Nutrition Science/Mar 5, 2026/3 min read
The cost of not eating enough fat
The 'low-fat' generation, hormonal consequences of chronically low-fat diets, and where the floor actually is.
For 30 years, dietary fat was the demon. The Food Pyramid told us to eat 6–11 servings of grains and "use fats sparingly." A generation of women, in particular, learned to fear olive oil.
The pendulum has swung back, and now it has swung too far in some corners (the "butter is a health food" people). The honest middle is: dietary fat is essential, and chronic underconsumption has real costs that show up most painfully in hormone production and satiety.
Why fat matters biochemically
Dietary fat is non-negotiable for several reasons:
1. Hormone production. Steroid hormones (testosterone, estrogen, progesterone, cortisol) are synthesized from cholesterol, which the body makes from dietary fat. Chronically low-fat diets are associated with reduced sex hormone levels, particularly in women (irregular cycles, amenorrhea, low libido).
2. Fat-soluble vitamin absorption. Vitamins A, D, E and K require dietary fat to be absorbed. A salad with no oil delivers a fraction of the carotenoids of one with a vinaigrette.
3. Cell membrane integrity. Every cell membrane in your body is made of fatty acids. The composition of your dietary fat literally becomes the composition of your cells over time.
4. Brain function. The brain is ~60% fat by dry weight. DHA in particular is structurally critical to neuronal membranes.

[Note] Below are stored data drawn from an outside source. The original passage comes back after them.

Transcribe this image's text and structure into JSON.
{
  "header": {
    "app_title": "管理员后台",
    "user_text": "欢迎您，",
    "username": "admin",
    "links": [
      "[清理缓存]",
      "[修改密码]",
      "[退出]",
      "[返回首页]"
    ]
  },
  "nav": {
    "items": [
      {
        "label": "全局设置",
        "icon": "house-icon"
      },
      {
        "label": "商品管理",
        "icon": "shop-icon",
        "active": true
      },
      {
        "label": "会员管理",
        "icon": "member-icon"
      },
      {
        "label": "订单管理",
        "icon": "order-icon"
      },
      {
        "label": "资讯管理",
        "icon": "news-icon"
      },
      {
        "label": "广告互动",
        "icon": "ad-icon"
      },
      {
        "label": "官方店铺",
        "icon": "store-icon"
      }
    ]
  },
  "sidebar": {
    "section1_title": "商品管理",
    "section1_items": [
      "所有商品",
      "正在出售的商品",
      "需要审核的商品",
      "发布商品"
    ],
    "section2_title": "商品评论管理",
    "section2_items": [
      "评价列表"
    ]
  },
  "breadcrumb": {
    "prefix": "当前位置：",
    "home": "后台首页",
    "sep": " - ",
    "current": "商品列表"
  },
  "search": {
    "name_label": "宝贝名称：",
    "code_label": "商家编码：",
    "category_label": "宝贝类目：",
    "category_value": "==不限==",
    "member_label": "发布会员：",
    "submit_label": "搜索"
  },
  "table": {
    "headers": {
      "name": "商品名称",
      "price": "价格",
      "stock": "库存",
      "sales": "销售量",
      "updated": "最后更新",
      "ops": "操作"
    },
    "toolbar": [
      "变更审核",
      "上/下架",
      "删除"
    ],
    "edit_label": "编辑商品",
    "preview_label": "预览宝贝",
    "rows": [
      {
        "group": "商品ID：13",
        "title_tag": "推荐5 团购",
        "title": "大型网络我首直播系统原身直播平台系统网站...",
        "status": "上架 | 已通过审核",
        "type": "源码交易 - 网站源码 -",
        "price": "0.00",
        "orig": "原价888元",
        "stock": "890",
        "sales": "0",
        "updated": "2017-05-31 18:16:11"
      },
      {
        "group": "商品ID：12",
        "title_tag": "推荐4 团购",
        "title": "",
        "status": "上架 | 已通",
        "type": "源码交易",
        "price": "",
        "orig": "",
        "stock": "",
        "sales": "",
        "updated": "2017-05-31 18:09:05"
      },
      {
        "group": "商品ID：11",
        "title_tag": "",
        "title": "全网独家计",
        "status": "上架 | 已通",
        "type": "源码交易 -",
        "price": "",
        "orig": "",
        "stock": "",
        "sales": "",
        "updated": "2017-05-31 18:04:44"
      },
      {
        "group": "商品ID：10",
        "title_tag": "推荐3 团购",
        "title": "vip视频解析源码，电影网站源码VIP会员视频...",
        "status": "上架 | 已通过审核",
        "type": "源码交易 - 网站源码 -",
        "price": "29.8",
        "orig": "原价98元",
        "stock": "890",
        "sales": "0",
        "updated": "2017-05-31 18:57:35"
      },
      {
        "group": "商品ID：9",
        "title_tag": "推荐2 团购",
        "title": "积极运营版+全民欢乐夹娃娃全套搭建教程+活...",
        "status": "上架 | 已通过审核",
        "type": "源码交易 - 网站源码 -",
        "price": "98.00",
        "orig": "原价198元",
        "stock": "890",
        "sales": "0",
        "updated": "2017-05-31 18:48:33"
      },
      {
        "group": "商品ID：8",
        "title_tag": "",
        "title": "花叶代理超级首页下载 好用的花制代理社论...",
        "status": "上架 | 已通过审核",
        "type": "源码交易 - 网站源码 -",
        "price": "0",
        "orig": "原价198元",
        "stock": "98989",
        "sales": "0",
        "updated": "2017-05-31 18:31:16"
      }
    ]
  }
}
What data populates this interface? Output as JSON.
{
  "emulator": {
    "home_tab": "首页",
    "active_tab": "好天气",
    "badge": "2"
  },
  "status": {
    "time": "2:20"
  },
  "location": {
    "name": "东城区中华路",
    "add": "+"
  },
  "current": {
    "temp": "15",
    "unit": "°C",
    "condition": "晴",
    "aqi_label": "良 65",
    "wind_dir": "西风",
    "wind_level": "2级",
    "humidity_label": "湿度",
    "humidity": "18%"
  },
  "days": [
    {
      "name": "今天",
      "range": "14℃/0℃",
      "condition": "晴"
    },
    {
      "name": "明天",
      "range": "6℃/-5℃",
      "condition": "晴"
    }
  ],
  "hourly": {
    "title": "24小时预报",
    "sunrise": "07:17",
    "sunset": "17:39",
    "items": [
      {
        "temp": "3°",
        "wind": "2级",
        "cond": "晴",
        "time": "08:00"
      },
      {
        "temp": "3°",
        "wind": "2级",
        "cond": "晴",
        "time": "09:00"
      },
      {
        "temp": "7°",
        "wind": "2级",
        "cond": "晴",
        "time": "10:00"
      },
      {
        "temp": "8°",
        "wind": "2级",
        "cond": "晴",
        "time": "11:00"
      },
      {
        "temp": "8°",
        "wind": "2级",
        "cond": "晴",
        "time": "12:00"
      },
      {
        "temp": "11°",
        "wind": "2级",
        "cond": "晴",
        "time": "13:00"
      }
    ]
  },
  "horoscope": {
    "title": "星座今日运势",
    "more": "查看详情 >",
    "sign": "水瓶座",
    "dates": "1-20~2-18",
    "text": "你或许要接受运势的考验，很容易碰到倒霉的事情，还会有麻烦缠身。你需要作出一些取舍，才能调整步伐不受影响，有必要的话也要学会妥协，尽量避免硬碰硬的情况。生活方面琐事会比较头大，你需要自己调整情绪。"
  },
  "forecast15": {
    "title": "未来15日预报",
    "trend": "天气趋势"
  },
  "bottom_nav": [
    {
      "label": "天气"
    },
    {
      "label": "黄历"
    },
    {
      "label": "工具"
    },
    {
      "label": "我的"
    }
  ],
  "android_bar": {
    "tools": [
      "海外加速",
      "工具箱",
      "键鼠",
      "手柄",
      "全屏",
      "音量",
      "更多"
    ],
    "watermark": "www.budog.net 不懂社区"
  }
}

5. Satiety. Fat is the most satiating macro per gram (with protein a close second). Low-fat diets are notoriously unsatisfying, which is one reason they fail at population scale.
The floor
The minimum dietary fat for an adult is roughly 0.3 g/lb of body weight, with at least some of it from omega-3 sources. For a 160-lb person, that's about 48 g/day, or 432 calories of fat.
Below this floor, hormonal disruption becomes likely with extended low-fat eating.
For comparison:
- 1 tbsp olive oil = 14 g fat
- 1 oz almonds = 14 g fat
- 1 medium avocado = 30 g fat
- 4 oz salmon = 13 g fat
- 1 large egg = 5 g fat
Hitting 50 g of fat is not hard. Going below it on accident is.
The "fat-free" trap
Highly processed "fat-free" or "low-fat" foods often replace fat with sugar to maintain palatability. Fat-free salad dressings are usually loaded with sugar and modified starches. Fat-free yogurts are similar.

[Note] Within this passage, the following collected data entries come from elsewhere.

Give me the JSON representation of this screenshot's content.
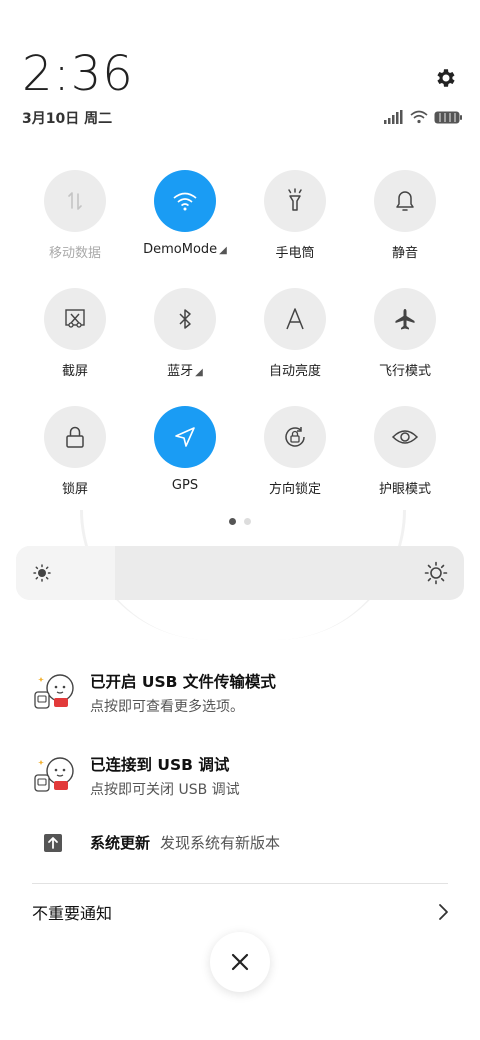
{
  "clock": {
    "time": "2:36",
    "date": "3月10日 周二"
  },
  "tiles": [
    {
      "label": "移动数据",
      "active": false,
      "disabled": true,
      "icon": "mobile-data-icon"
    },
    {
      "label": "DemoMode",
      "active": true,
      "has_more": true,
      "icon": "wifi-icon"
    },
    {
      "label": "手电筒",
      "active": false,
      "icon": "flashlight-icon"
    },
    {
      "label": "静音",
      "active": false,
      "icon": "bell-icon"
    },
    {
      "label": "截屏",
      "active": false,
      "icon": "screenshot-icon"
    },
    {
      "label": "蓝牙",
      "active": false,
      "has_more": true,
      "icon": "bluetooth-icon"
    },
    {
      "label": "自动亮度",
      "active": false,
      "icon": "auto-brightness-icon"
    },
    {
      "label": "飞行模式",
      "active": false,
      "icon": "airplane-icon"
    },
    {
      "label": "锁屏",
      "active": false,
      "icon": "lock-icon"
    },
    {
      "label": "GPS",
      "active": true,
      "icon": "location-arrow-icon"
    },
    {
      "label": "方向锁定",
      "active": false,
      "icon": "rotation-lock-icon"
    },
    {
      "label": "护眼模式",
      "active": false,
      "icon": "eye-icon"
    }
  ],
  "pager": {
    "pages": 2,
    "current": 1
  },
  "brightness": {
    "level": 0.22
  },
  "notifications": [
    {
      "title": "已开启 USB 文件传输模式",
      "text": "点按即可查看更多选项。",
      "icon": "app-avatar-icon"
    },
    {
      "title": "已连接到 USB 调试",
      "text": "点按即可关闭 USB 调试",
      "icon": "app-avatar-icon"
    }
  ],
  "system_update": {
    "title": "系统更新",
    "text": "发现系统有新版本",
    "icon": "update-arrow-icon"
  },
  "unimportant": {
    "label": "不重要通知"
  },
  "colors": {
    "accent": "#1a9cf4",
    "tile_bg": "#ececec"
  }
}
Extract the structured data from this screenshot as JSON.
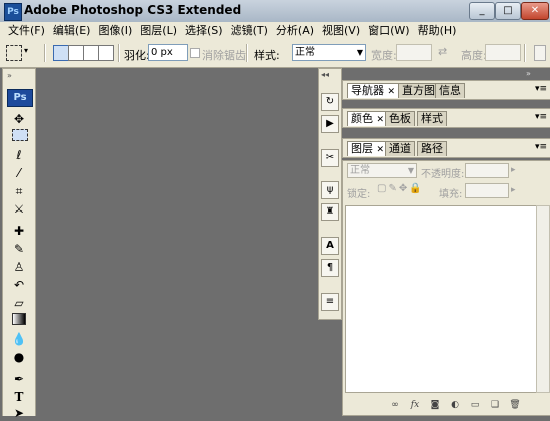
{
  "window": {
    "title": "Adobe Photoshop CS3 Extended",
    "app_icon": "Ps",
    "buttons": [
      "_",
      "□",
      "✕"
    ]
  },
  "menu": [
    "文件(F)",
    "编辑(E)",
    "图像(I)",
    "图层(L)",
    "选择(S)",
    "滤镜(T)",
    "分析(A)",
    "视图(V)",
    "窗口(W)",
    "帮助(H)"
  ],
  "options": {
    "feather_label": "羽化:",
    "feather_value": "0 px",
    "antialias_label": "消除锯齿",
    "style_label": "样式:",
    "style_value": "正常",
    "width_label": "宽度:",
    "height_label": "高度:"
  },
  "tools": {
    "logo": "Ps"
  },
  "panels": {
    "nav_tabs": [
      "导航器",
      "直方图",
      "信息"
    ],
    "color_tabs": [
      "颜色",
      "色板",
      "样式"
    ],
    "layer_tabs": [
      "图层",
      "通道",
      "路径"
    ],
    "blend_mode": "正常",
    "opacity_label": "不透明度:",
    "lock_label": "锁定:",
    "fill_label": "填充:"
  },
  "colors": {
    "workspace": "#6e6e6e",
    "chrome": "#ece9d8",
    "ps_blue": "#1d4a9c"
  }
}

The food itself is rarely the calorie problem. The replacement is.
The case for higher fat
For people on lower-carb diets, fat naturally rises. This is fine as long as:
- Total calories still match the goal
- Protein still hits target
- Sources are mostly whole-food fats (olive oil, nuts, avocado, fatty fish, dairy if tolerated)
A 35–45% calories-from-fat diet is well within the safe and effective range for most people.
What to actually do
For a typical adult eating in a moderate calorie range:
- Set fat as 30% of calories, with a floor of 0.3 g/lb body weight
- Prioritize monounsaturated (olive oil, avocado, nuts) and omega-3 (fatty fish, flax, chia, walnuts) sources
- Include some saturated fat — recent meta-analyses show much less of a CVD link than was once believed, but extremely high intakes still warrant caution
- Largely avoid industrial seed oils heated to high temperatures repeatedly (deep-fried fast food); the issue is more about the deep frying and oxidation than the oils themselves
The thing nobody mentions
Women in particular often under-eat fat. The "I can't lose weight on 1,400 calories" plateau is, more often than people realize, a hormonal consequence of three years of 1,400-calorie low-fat eating. The fix is not less; it's more — and structurally, more fat.

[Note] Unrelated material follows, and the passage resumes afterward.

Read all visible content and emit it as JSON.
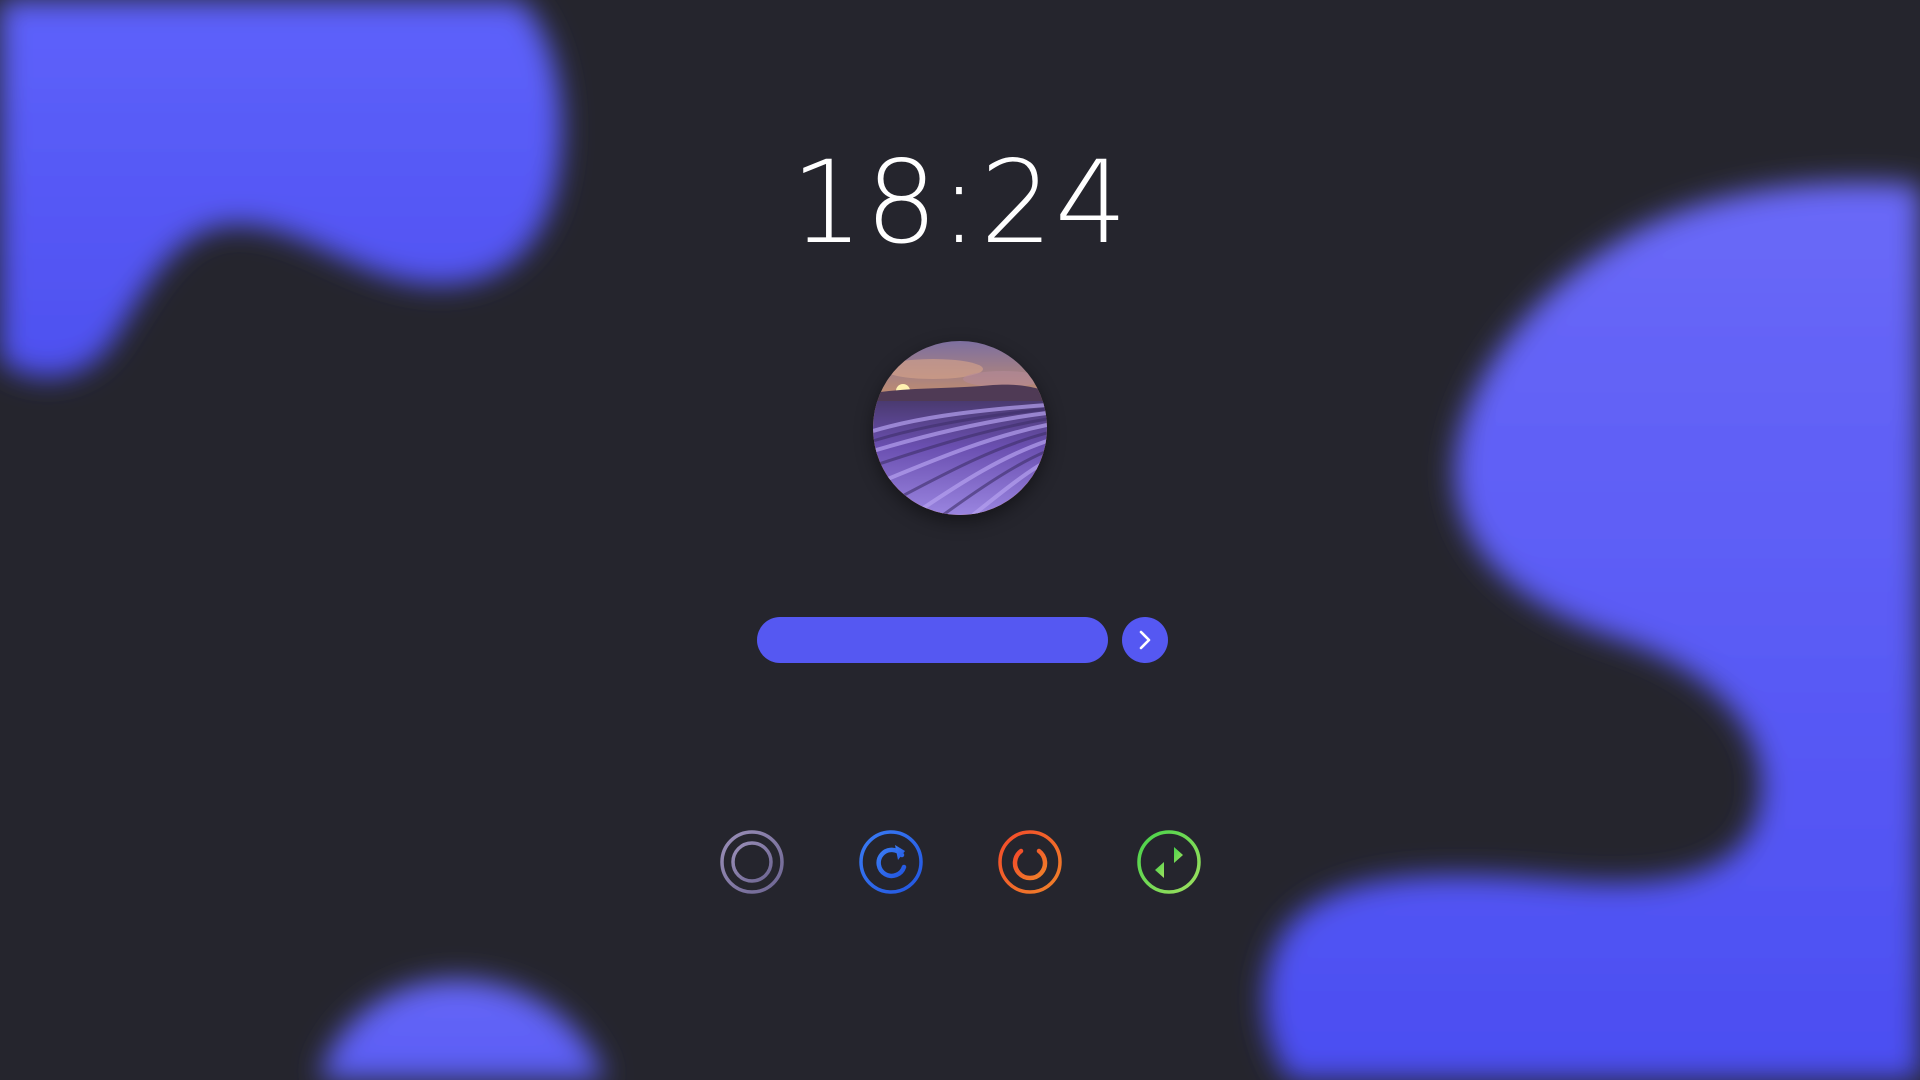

We see this pattern in our user data clearly. Users who increase fat intake from <20% to ~30% of calories almost always report better satiety, better sleep, more stable energy, and (counterintuitively) easier fat loss when they re-enter a deficit.
Fat isn't optional. Below a certain floor, your body starts shutting things off to save resources. Eat the olive oil.